The burning question of Internet privacy is fraught with nuances that very few average web users like you and me can understand. For example, did you know that both companies follow a very similar revenue model but only one of them offers personal privacy on the Internet? Let me explain…

DuckDuckGo serves advertisements based on one single criterion alone – keywords. If you search for ‘hairdryers’, for example, you’ll notice that you only see ads for hairdryers and related things. Maybe shampoos or grooming kits, at the most. That’s where they draw the line.

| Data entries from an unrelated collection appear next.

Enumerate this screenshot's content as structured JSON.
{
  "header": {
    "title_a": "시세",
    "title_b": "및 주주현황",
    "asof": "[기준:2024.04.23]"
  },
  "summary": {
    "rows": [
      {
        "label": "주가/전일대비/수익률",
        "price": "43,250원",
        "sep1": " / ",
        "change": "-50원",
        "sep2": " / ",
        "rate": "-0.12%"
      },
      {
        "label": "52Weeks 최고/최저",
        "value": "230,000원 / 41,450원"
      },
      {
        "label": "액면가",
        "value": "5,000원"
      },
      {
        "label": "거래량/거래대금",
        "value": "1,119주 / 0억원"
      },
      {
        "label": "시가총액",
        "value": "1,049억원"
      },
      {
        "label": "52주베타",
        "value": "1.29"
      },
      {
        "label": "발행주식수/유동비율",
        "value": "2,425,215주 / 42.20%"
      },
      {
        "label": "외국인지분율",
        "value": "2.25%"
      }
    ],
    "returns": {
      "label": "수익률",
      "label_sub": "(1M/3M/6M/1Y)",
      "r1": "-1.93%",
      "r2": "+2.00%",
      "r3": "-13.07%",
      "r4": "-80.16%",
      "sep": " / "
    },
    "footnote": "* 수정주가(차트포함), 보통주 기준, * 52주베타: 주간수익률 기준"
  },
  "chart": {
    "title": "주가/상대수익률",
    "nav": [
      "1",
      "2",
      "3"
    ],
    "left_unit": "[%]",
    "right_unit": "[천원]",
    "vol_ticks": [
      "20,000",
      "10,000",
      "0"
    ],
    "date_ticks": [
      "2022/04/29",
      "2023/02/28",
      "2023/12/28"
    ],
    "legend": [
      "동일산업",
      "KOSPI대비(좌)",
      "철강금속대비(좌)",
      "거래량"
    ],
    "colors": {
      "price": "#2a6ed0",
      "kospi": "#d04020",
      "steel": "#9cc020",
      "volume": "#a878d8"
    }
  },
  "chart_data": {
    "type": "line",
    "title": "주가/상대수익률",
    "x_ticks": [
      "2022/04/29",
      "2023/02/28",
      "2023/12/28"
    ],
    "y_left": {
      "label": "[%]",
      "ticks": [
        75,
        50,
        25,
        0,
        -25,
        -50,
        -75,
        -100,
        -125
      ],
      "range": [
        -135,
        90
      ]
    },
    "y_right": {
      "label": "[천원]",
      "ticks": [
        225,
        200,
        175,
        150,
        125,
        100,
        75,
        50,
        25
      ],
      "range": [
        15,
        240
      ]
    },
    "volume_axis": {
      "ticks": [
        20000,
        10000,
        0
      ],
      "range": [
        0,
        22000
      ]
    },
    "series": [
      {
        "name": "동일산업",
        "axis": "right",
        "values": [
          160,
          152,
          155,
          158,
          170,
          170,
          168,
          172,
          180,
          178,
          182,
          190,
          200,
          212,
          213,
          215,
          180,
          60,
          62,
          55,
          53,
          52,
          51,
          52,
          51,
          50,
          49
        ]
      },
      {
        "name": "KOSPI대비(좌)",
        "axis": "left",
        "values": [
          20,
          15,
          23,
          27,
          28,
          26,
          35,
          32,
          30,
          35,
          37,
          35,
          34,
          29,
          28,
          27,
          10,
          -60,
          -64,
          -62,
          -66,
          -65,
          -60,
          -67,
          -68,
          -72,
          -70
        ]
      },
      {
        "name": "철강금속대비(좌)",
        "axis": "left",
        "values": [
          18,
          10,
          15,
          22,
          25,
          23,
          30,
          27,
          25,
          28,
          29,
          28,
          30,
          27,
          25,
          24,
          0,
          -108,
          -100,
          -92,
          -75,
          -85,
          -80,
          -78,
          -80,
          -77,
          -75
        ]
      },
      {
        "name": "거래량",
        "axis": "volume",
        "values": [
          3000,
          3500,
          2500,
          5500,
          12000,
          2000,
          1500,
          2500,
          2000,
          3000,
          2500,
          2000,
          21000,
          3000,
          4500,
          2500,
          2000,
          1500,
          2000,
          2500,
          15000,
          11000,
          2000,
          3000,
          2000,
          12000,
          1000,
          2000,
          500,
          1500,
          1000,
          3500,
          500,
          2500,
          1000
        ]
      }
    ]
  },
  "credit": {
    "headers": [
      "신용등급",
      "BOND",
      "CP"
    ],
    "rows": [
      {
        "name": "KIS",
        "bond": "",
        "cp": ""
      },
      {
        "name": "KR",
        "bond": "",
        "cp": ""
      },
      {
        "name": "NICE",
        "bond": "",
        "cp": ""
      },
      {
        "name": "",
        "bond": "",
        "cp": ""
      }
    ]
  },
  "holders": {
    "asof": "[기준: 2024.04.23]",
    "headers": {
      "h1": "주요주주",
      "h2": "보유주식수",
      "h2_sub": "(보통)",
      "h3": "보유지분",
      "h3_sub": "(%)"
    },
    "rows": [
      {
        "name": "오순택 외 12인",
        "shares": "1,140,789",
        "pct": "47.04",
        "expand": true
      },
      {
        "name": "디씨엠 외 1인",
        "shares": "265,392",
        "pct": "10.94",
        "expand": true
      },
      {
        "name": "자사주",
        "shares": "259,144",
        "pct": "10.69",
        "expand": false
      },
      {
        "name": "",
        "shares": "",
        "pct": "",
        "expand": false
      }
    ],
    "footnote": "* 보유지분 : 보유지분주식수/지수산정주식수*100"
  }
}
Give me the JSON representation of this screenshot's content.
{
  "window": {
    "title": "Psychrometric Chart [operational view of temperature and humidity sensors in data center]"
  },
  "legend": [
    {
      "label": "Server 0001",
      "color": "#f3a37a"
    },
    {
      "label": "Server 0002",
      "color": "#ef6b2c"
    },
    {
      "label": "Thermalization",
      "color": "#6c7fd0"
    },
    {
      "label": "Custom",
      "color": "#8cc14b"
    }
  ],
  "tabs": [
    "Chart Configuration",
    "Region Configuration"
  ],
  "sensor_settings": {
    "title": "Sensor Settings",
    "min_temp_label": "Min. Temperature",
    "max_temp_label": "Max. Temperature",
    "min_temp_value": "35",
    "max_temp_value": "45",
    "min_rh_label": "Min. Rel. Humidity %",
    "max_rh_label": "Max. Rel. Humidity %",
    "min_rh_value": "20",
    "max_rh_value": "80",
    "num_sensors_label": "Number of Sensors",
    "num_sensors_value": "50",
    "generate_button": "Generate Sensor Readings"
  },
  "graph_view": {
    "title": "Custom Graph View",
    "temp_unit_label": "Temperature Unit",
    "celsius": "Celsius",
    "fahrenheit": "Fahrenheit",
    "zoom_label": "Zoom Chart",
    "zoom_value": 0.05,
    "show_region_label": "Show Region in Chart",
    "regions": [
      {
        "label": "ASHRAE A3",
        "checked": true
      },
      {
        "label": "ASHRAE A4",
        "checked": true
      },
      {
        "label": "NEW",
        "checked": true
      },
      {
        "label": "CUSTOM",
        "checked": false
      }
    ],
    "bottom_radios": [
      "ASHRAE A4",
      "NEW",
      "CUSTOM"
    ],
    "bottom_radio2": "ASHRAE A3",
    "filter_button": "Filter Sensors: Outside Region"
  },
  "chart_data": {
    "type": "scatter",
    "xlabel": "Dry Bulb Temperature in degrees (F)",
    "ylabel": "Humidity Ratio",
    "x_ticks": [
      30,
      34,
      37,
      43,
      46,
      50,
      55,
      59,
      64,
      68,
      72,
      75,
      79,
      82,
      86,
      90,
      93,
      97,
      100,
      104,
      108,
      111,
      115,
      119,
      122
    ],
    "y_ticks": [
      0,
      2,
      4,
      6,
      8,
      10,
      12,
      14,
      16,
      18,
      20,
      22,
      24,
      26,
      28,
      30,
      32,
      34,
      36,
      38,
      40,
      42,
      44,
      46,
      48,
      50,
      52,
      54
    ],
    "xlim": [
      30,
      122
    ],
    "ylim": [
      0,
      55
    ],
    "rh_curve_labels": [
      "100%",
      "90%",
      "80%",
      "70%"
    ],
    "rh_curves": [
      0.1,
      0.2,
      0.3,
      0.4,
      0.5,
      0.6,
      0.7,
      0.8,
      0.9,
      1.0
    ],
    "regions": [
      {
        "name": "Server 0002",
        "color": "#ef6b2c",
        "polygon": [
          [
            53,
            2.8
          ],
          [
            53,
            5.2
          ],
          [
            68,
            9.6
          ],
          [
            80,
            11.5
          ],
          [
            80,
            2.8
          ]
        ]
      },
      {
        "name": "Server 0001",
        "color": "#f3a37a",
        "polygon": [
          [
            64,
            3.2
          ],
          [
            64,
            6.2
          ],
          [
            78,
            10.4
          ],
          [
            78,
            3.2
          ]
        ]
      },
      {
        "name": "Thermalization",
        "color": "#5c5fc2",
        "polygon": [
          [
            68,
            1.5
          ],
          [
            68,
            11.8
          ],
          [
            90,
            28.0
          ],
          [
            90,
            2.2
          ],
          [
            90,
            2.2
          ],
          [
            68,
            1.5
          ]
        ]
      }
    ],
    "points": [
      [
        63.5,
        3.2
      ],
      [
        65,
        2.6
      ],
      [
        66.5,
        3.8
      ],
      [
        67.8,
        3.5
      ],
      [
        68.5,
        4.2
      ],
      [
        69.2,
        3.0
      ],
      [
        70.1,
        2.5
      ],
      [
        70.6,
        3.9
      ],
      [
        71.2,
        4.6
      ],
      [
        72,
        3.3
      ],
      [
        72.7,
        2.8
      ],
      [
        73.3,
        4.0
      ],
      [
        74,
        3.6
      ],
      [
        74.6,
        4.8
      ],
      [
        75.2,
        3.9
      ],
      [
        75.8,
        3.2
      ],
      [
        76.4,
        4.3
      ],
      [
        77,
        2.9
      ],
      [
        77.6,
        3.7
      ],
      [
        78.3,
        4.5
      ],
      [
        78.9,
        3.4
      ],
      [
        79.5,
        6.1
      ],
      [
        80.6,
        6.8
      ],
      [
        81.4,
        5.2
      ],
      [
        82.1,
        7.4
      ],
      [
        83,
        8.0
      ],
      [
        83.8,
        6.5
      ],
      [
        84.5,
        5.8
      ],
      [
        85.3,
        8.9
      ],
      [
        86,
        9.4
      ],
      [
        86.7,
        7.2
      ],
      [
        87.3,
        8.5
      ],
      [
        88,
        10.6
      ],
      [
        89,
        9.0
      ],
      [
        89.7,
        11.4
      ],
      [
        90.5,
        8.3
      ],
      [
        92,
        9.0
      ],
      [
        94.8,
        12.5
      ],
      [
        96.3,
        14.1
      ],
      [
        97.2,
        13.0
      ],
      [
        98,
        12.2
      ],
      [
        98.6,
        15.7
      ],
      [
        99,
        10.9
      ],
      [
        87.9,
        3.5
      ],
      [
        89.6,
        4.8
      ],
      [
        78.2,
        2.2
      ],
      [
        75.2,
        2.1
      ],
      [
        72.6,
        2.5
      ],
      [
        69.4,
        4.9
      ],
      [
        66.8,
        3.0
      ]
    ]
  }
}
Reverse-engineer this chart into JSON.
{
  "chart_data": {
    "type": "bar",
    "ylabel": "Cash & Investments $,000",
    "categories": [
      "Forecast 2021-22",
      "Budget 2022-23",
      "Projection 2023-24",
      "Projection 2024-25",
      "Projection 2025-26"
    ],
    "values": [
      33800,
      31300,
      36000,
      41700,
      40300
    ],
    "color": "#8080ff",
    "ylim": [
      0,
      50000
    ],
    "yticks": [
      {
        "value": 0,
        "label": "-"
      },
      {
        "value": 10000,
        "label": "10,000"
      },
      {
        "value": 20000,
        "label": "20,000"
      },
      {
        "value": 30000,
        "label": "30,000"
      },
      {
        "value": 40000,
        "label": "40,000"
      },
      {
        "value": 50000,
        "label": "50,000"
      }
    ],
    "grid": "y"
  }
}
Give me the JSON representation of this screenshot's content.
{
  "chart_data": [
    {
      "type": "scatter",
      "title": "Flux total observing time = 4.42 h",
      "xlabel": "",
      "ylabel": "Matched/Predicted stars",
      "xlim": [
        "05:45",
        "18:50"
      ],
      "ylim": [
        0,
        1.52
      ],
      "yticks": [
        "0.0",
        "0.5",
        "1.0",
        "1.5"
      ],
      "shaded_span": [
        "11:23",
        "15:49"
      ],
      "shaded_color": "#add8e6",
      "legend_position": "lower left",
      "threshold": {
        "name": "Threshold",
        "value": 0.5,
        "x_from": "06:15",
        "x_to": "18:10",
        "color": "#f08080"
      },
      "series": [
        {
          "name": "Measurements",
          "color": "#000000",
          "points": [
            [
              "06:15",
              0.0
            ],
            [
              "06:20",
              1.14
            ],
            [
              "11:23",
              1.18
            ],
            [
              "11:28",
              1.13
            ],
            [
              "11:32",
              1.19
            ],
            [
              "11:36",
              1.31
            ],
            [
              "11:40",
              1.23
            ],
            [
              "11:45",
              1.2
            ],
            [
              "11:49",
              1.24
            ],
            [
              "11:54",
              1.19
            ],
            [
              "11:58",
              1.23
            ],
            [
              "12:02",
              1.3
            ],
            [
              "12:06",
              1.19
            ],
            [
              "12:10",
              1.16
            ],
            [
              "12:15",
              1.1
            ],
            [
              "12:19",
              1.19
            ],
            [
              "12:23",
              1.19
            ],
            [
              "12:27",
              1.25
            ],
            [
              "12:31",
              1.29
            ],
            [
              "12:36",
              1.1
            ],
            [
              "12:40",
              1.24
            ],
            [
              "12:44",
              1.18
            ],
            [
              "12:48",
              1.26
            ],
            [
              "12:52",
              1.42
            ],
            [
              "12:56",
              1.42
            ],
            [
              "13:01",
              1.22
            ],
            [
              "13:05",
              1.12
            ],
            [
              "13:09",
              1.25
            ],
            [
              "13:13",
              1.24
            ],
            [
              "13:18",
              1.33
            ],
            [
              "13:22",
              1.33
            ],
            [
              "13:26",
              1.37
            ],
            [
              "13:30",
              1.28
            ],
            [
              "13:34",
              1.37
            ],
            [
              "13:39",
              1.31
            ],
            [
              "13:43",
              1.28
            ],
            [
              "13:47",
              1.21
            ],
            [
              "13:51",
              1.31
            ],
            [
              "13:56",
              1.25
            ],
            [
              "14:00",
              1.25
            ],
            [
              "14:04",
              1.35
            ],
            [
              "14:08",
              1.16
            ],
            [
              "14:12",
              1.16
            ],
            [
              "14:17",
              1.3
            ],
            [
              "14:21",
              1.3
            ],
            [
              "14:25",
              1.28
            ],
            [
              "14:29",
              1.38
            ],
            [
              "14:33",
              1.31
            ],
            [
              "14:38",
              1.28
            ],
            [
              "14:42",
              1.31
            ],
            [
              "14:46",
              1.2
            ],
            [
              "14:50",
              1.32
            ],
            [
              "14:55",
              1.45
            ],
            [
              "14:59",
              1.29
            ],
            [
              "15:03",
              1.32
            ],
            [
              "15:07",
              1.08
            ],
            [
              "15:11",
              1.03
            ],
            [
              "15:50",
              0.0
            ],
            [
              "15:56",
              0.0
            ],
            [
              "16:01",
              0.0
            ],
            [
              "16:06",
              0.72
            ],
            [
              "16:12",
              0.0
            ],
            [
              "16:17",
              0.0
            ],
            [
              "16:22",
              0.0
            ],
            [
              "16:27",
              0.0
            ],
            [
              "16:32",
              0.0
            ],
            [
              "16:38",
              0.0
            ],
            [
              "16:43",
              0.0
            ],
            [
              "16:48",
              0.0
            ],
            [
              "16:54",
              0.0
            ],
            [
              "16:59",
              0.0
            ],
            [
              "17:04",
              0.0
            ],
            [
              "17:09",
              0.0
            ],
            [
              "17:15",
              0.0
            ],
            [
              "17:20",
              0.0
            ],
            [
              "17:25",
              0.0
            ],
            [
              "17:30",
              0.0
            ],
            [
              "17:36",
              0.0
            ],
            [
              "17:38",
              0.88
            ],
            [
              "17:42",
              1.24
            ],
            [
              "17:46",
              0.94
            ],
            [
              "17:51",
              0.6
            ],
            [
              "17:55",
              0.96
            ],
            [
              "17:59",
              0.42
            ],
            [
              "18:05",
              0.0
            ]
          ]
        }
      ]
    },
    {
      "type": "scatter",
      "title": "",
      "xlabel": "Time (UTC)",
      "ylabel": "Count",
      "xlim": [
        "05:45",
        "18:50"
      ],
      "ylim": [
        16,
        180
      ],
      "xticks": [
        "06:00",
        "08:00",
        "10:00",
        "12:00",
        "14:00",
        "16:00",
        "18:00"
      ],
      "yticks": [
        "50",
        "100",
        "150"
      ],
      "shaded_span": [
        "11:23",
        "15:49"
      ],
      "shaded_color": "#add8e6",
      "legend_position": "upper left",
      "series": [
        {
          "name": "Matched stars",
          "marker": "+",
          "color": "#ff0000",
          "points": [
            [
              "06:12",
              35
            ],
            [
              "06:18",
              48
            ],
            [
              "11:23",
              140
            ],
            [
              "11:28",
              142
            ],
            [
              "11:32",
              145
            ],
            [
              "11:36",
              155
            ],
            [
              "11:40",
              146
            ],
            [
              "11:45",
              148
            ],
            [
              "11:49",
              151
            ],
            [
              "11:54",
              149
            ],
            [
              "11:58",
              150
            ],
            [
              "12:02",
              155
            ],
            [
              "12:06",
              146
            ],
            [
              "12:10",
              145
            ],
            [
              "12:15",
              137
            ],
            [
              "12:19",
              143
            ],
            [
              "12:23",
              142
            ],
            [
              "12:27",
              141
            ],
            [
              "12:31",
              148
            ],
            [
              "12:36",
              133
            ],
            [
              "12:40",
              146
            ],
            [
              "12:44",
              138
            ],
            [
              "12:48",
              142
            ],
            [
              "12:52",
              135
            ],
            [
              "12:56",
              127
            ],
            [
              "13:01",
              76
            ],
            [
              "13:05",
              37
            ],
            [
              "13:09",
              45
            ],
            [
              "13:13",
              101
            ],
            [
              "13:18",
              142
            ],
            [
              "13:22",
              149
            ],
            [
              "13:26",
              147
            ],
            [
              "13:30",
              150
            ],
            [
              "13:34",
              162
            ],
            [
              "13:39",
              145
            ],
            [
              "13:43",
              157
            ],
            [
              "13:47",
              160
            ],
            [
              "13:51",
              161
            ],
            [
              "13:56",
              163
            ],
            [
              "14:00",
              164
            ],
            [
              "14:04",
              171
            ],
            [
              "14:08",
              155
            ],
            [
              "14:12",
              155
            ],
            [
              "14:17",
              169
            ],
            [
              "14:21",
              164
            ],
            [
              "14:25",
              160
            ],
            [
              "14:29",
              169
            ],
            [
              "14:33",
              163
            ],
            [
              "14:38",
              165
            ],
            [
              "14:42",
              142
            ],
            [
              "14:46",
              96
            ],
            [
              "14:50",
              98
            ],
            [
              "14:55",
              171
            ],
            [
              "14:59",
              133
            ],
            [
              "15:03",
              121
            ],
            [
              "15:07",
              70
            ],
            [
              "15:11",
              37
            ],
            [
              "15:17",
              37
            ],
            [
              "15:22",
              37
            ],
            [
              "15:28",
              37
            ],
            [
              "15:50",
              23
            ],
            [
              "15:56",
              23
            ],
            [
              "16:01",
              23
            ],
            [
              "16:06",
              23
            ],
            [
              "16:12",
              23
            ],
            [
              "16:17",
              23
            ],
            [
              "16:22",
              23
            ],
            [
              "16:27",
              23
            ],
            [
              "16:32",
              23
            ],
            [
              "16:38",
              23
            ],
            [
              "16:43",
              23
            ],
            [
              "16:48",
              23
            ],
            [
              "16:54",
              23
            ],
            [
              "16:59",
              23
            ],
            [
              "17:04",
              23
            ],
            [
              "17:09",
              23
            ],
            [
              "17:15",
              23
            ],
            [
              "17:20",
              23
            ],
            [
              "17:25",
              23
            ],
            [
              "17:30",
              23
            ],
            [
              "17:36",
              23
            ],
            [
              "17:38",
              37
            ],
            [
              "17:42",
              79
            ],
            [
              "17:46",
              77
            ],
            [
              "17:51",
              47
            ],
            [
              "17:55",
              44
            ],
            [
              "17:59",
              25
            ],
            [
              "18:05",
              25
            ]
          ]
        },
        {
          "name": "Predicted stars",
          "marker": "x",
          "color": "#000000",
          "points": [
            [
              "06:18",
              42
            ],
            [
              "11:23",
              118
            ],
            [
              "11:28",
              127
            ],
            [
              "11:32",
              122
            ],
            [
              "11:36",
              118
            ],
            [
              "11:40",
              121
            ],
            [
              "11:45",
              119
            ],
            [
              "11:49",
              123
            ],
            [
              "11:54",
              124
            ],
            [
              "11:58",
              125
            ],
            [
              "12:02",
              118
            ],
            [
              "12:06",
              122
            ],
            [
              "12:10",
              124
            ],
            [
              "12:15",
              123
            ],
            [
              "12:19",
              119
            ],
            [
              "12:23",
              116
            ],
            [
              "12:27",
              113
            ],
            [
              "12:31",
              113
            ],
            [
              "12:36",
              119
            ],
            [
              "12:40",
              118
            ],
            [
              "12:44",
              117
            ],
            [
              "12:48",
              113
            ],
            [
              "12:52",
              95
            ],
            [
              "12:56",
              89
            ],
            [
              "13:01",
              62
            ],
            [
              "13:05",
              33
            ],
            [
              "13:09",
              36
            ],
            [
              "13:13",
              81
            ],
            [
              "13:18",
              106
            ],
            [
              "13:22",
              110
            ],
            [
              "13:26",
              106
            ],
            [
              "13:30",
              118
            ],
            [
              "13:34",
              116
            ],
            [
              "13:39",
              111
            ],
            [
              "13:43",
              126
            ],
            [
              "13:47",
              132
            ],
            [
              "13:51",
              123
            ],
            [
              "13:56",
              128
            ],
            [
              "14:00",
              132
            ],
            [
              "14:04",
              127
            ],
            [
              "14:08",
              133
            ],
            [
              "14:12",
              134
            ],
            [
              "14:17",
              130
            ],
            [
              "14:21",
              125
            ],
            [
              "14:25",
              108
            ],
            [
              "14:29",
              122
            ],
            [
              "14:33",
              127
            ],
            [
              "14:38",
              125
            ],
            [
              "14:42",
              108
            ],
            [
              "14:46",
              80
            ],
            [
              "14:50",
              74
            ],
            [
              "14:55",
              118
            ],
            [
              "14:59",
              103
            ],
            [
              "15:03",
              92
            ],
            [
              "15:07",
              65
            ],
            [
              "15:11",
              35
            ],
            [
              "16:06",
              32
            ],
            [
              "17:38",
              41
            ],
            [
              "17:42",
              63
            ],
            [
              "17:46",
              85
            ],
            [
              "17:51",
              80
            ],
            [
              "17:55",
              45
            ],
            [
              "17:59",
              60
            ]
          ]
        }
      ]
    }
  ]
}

Google is vastly different. There’s a “creepy line” that Google Chairman Eric Schmidt once said the company won’t cross, but ask any Google user and they’ll tell you that line was crossed long, long ago. Ever felt weird about the fact that a new website you visit is showing ads for sneakers that you Googled last week, even though the site itself was totally unrelated, like stock market analysis or pet food? That’s the line, crossed.

DuckDuckGo, on the other hand, doesn’t track your presence wherever you go. Look at how deeply companies like Google and Facebook track your online activities.

That’s not cool, because they don’t really need all that browsing information about you. The reason they do it is so they can expand their top lines by selling highly targeted advertising opportunities to companies that are willing to pay for it. Why else would you see a sneaker ad on a financial services website? The only thing they really need is what DuckDuckGo also uses – keyword statistics; good old anonymous data that is not used to follow you around the web like a shameless and overly aggressive virtual salesperson.

Switching to DuckDuckGo not only enhances your privacy right away, but it also gives you access to tools to avoid being constantly tracked by “Google’s massive ad networks, embedded across millions of sites and apps,” according to DuckDuckGo CEO Gabriel Weinberg

The reason DuckDuckGo has been so successful (22,938,106,279 searches to date) is that anyone who is sick and tired of being tracked naturally gravitates towards it. Look at this graph showing how DuckDuckGo traffic has grown over the years amidst privacy concerns:

DuckDuckGo Traffic Statistics

There are three things that DuckDuckGo offers:

  • Block advertising trackers.

  • Keep your search history private.

  • Take control of your personal data.

If you’re interested in this, start using DuckDuckGo today. You can keep using Google Chrome if you like, but be sure to add the DuckDuckGo extension to Chrome by going to this link and clicking ‘Add to Chrome.’

Editor’s Note: is not being compensated by DuckDuckGo in any way for writing or publishing this article, and neither are any of our employees. We are merely spreading the word about online privacy so you can decide whether or not your personal data should be under your control alone.